Saturday, January 4, 2014

New Tools for Writers


Research is clay to a writer, who molds and bakes it into the brick and mortar of a story's foundation and structure. Nor is all of it historical or scientific research; some is basic character information such as birth order, eye color, even zodiac sign. How one organizes these tidbits when beginning a story is an individual preference: some start with an outline and progress in a linear fashion while others start at the middle and end as their characters lead on to the beginning. Still, one must keep track of what a character is all about, or perhaps dates that figure in the climax, or even where the plot moves from one section to the next. I'm an old-school paper notation sort, raised in the old days before computers and the Interwebs, and dealing with historical archives that only permit green-paper copying. When I'm working on a tale, my desk is littered with papers, notebooks, and my chicken-scratch scribbled ideas.

I've just learned about a software program called Scrivener that helps you organize your notes and keep track of those threads that you'll hopefully weave into a magic carpet for your readers. Another author friend has just started with it and enthusiastically told me how much it has helped her keep track of details. I intend to give it a trial run this winter, and maybe even its sister software, Scapple, which allows you to make notes in a document and then connect them, sort of how you might jot notes with arrows on a cocktail napkin as they occur.

Will these new tools work for me, a confessed "chunk writer" who hates outlines and writes scenes as they pop into the old noggin? At the very least, it sounds as though Scrivener will allow me to organize my scenes, notes, and ideas into one easily accessed file, hopefully saving me the frustration of rooting through notes tossed into a pile or documents filed in a hurry.

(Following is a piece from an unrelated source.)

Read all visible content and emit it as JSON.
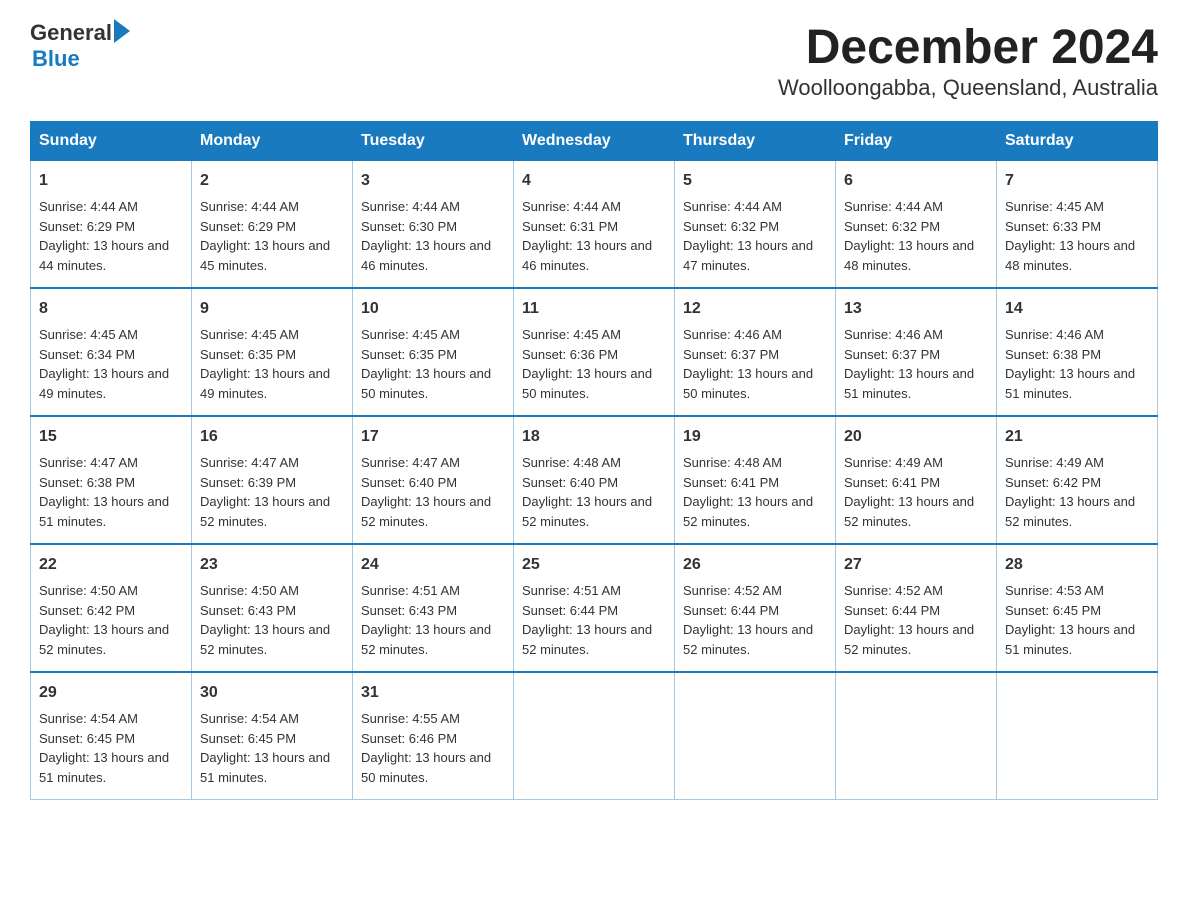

I'll let you know how it does, and if any other writers have used this software, by all means share your experiences with us here on The Vineyard.

Happy writing,
~Jude

4 comments:

Annabel Aidan said...

I don't allow Scrivener to be used in my classes -- or at least, I warn the students not to tell me they use it-- because I'm sick of them using it as an excuse not to format properly.

"Scrivener won't let me do that!" is a typical whine, when I demand work be turned in using Standard Manuscript Format.

Of course, that's not true. I tried Scrivener, and you just set it up to draft in SMF, which is the best way to draft anyway, because it's easier to format out of SMF than into it.

I didn't find Scrivener particularly useful -- to me, it's like Pages on steroids, and I'm happy with Pages.

Of course, I have systems in place to keep track of characters and details as I write, so that I can keep consistency and logic, especially juggling projects, and especially in series work. I find the tracking systems I've set up to be more useful.

I do see the use of Scrivener in research, organizing research materials for easy access.

I'll be very interested to read a follow up from you in a few months as to what you find works and does not work for you with this particular program.

I hope you have a great time with it!

Jude Johnson said...

Thanks, Annabel. It's all new to me. I'll definitely check out Pages as well.

Liz Fountain said...

I've used Scrivener for almost four years and adore it. Annabel is right - you need to set it up correctly, and know it's limitations. It's not meant to deliver a polished print manuscript - it's meant as a working tool. My favorite feature is the ease of moving scenes around. I write in chunks, too, and I can move them around willy nilly, take snapshots whenever I want to preserve a version, and move things again. Then when I'm ready to format, I export to Word and format away.

It also works well for storing research - links, notes, photos. They're all right there in the Project.

I probably use about a quarter of its full capacity, but it works well for me. I hope you'll like it too!

Liz

Jude Johnson said...

Thanks, Liz! I'm encouraged to give it a go.